Artigo: Virando a página
Brasília, 04/11/2008 - O artigo "Virando a página" é de autoria do presidente da Seccional da Ordem dos Advogados do Brasil (OAB) de Pernambuco, Jayme Asfora:
"O Brasil lembrará, no próximo dia 13 de dezembro, os 40 anos da entrada em vigor daquela que foi a expressão mais violenta e intolerante que a Ditadura Militar desenhou durante toda a sua vigência: o Ato Institucional nº 5, o AI-5. Sob a sua égide, o regime militar teve em suas mãos o poder absoluto, o terror se espalhou pelo País e as garantias individuais foram jogadas no lixo. O AI-5 autorizava o presidente da República, sem apreciação judicial, a decretar o recesso do Congresso Nacional; intervir nos Estados e municípios; cassar mandatos parlamentares; suspender, por dez anos, os direitos políticos de qualquer cidadão; decretar o confisco de bens considerados ilícitos; e suspender a garantia do habeas-corpus.

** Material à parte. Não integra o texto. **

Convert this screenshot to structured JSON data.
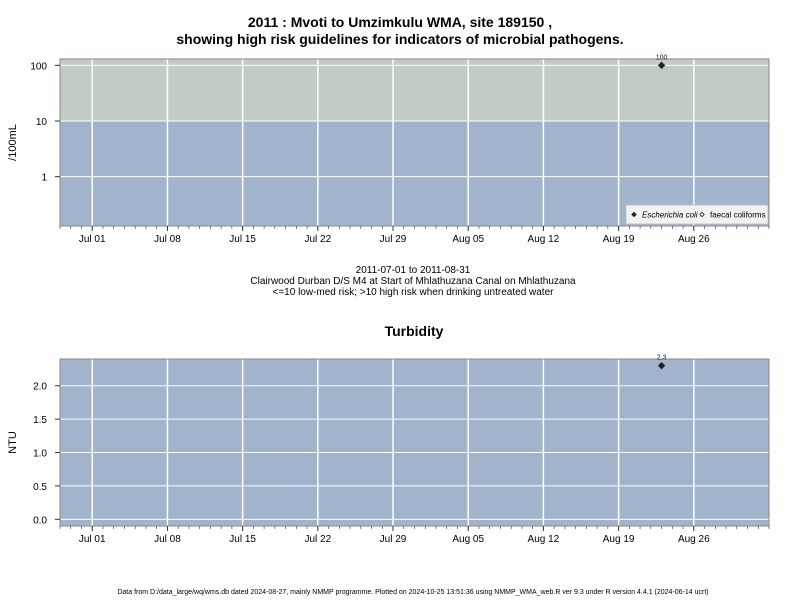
{
  "header": {
    "title_line1": "2011 : Mvoti to Umzimkulu WMA, site 189150 ,",
    "title_line2": "showing high risk guidelines for indicators of microbial pathogens."
  },
  "info": {
    "date_range": "2011-07-01 to 2011-08-31",
    "site_desc": "Clairwood Durban D/S M4 at Start of Mhlathuzana Canal on Mhlathuzana",
    "risk_note": "<=10 low-med risk; >10 high risk when drinking untreated water"
  },
  "footer": {
    "text": "Data from D:/data_large/wq/wms.db dated 2024-08-27, mainly NMMP programme. Plotted on 2024-10-25 13:51:36 using NMMP_WMA_web.R ver 9.3 under R version 4.4.1 (2024-06-14 ucrt)"
  },
  "chart_data": [
    {
      "type": "scatter",
      "title": "",
      "ylabel": "/100mL",
      "yscale": "log",
      "ylim": [
        0.13,
        130
      ],
      "yticks": [
        {
          "v": 1,
          "l": "1"
        },
        {
          "v": 10,
          "l": "10"
        },
        {
          "v": 100,
          "l": "100"
        }
      ],
      "xlim": [
        "2011-06-28",
        "2011-09-02"
      ],
      "xticks": [
        {
          "d": "2011-07-01",
          "l": "Jul 01"
        },
        {
          "d": "2011-07-08",
          "l": "Jul 08"
        },
        {
          "d": "2011-07-15",
          "l": "Jul 15"
        },
        {
          "d": "2011-07-22",
          "l": "Jul 22"
        },
        {
          "d": "2011-07-29",
          "l": "Jul 29"
        },
        {
          "d": "2011-08-05",
          "l": "Aug 05"
        },
        {
          "d": "2011-08-12",
          "l": "Aug 12"
        },
        {
          "d": "2011-08-19",
          "l": "Aug 19"
        },
        {
          "d": "2011-08-26",
          "l": "Aug 26"
        }
      ],
      "bands": [
        {
          "from": 0.13,
          "to": 10,
          "color": "#a2b4cc"
        },
        {
          "from": 10,
          "to": 130,
          "color": "#c2ccc2"
        }
      ],
      "series": [
        {
          "name": "Escherichia coli",
          "marker": "diamond-filled",
          "points": [
            {
              "x": "2011-08-23",
              "y": 100,
              "label": "100"
            }
          ]
        },
        {
          "name": "faecal coliforms",
          "marker": "diamond-open",
          "points": []
        }
      ],
      "legend": "bottom-right",
      "grid": true
    },
    {
      "type": "scatter",
      "title": "Turbidity",
      "ylabel": "NTU",
      "yscale": "linear",
      "ylim": [
        -0.1,
        2.4
      ],
      "yticks": [
        {
          "v": 0,
          "l": "0.0"
        },
        {
          "v": 0.5,
          "l": "0.5"
        },
        {
          "v": 1,
          "l": "1.0"
        },
        {
          "v": 1.5,
          "l": "1.5"
        },
        {
          "v": 2,
          "l": "2.0"
        }
      ],
      "xlim": [
        "2011-06-28",
        "2011-09-02"
      ],
      "xticks": [
        {
          "d": "2011-07-01",
          "l": "Jul 01"
        },
        {
          "d": "2011-07-08",
          "l": "Jul 08"
        },
        {
          "d": "2011-07-15",
          "l": "Jul 15"
        },
        {
          "d": "2011-07-22",
          "l": "Jul 22"
        },
        {
          "d": "2011-07-29",
          "l": "Jul 29"
        },
        {
          "d": "2011-08-05",
          "l": "Aug 05"
        },
        {
          "d": "2011-08-12",
          "l": "Aug 12"
        },
        {
          "d": "2011-08-19",
          "l": "Aug 19"
        },
        {
          "d": "2011-08-26",
          "l": "Aug 26"
        }
      ],
      "bands": [
        {
          "from": -0.1,
          "to": 2.4,
          "color": "#a2b4cc"
        }
      ],
      "series": [
        {
          "name": "",
          "marker": "diamond-filled",
          "points": [
            {
              "x": "2011-08-23",
              "y": 2.3,
              "label": "2.3"
            }
          ]
        }
      ],
      "grid": true
    }
  ]
}
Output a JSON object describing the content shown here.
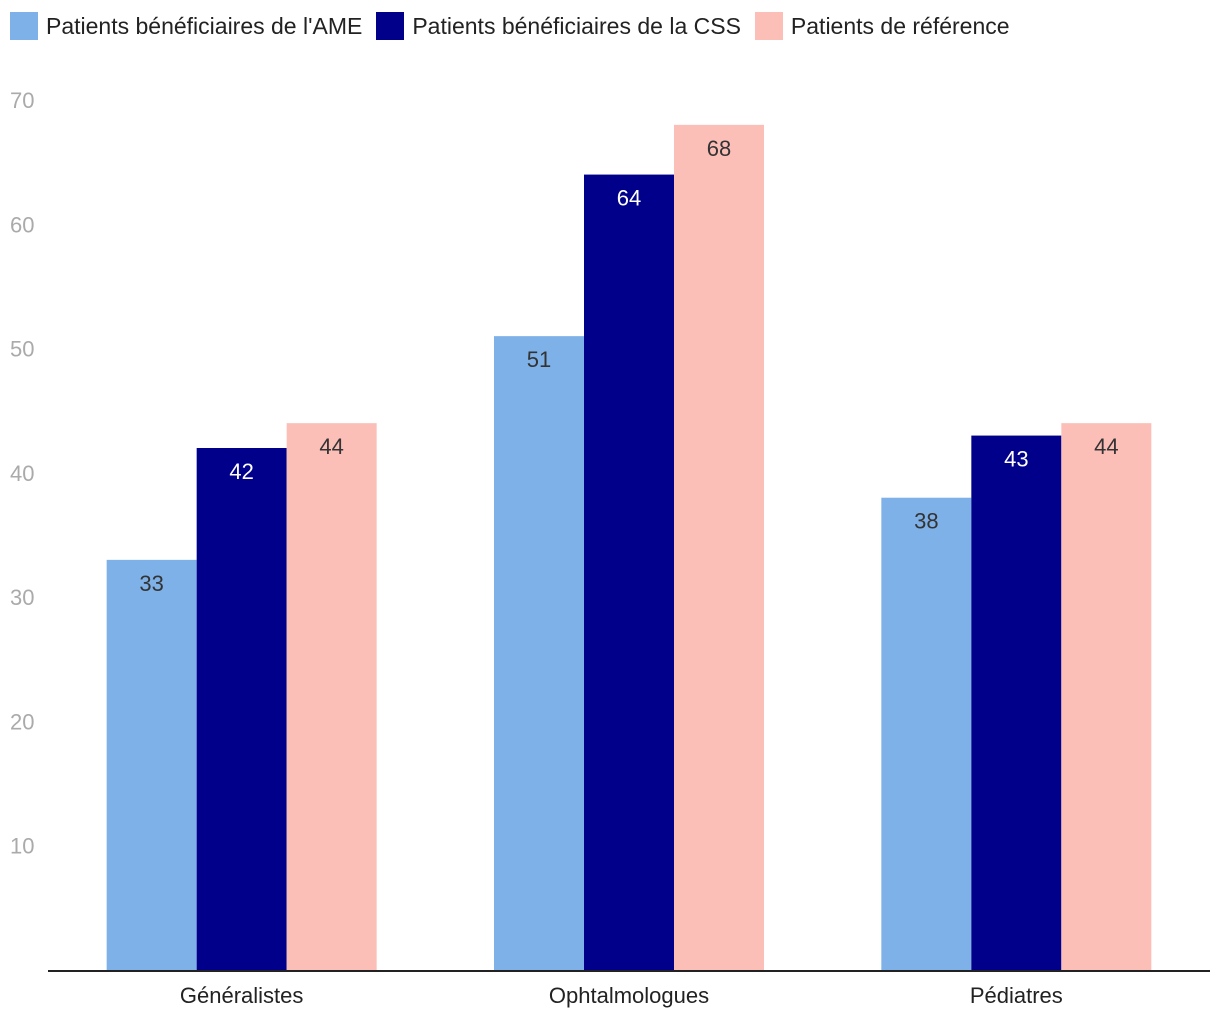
{
  "chart_data": {
    "type": "bar",
    "title": "",
    "xlabel": "",
    "ylabel": "",
    "ylim": [
      0,
      70
    ],
    "yticks": [
      10,
      20,
      30,
      40,
      50,
      60,
      70
    ],
    "grid": false,
    "legend_position": "top-left",
    "categories": [
      "Généralistes",
      "Ophtalmologues",
      "Pédiatres"
    ],
    "series": [
      {
        "name": "Patients bénéficiaires de l'AME",
        "color": "#7eb1e8",
        "label_color": "#333333",
        "values": [
          33,
          51,
          38
        ]
      },
      {
        "name": "Patients bénéficiaires de la CSS",
        "color": "#00008b",
        "label_color": "#ffffff",
        "values": [
          42,
          64,
          43
        ]
      },
      {
        "name": "Patients de référence",
        "color": "#fcbfb8",
        "label_color": "#333333",
        "values": [
          44,
          68,
          44
        ]
      }
    ]
  }
}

Também foi nesse cenário que os maiores crimes cometidos contra cidadãos brasileiros foram cometidos, sob o pretexto de que era necessária a aplicação dos "meios indispensáveis à obra de reconstrução econômica, financeira, política e moral do Brasil", conforme estava disposto em seu enunciado. Pessoas foram torturadas e mortas. Muitos desapareceram sem que suas famílias tivessem, ao menos, a oportunidade de sepultá-los. Passados 40 anos do AI-5 e apenas 20 da promulgação da Constituição Federal de 1988 - que restaurou o Estado Democrático de Direito -, muito há ainda para se discutir sobre os crimes cometidos durante a Ditadura.
O Conselho Federal da Ordem dos Advogados do Brasil (CFOAB) resolveu, na semana passada, provocar o Supremo Tribunal Federal (STF) para que o mesmo se posicione de uma vez por todas sobre uma questão de extrema relevância: cabe ou não a punição aos torturadores e aos responsáveis pelas inúmeras mortes ocorridas durante o regime. Ao apresentar ao STF uma Argüição de Descumprimento de Preceito Fundamental (ADPF), visando a punição destes torturadores e criminosos, a OAB nacional espera que, de uma vez por todas e de forma transparente, se acabe com a justificativa de que não cabe punição porque os torturadores e criminosos foram beneficiados pela Lei da Anistia (Lei 6.683/79).
Segundo explicou o próprio presidente do CFOAB, Cezar Britto, a Lei 6.683/79 anistiou os crimes políticos e conexos, no entanto, os atos de tortura e os assassinatos cometidos não eram crimes políticos e sim crimes de lesa-humanidade. Está mais do que na hora de se discutir as responsabilidades de cada um dos que abusaram da força e do poder do Estado nos atos cometidos contra os chamados "subversivos", como eram tratados os que se opunham ao governo militar. Foram, na verdade, esses torturadores e criminosos que subverteram a lógica da obrigação do Estado de prover segurança e bem-estar a toda a população. A ADPF apresentada pelo nosso Conselho Federal veio em um momento mais do que oportuno. Talvez, concluído esse processo, 1968 possa vir a ser um ano que, finalmente, acabe."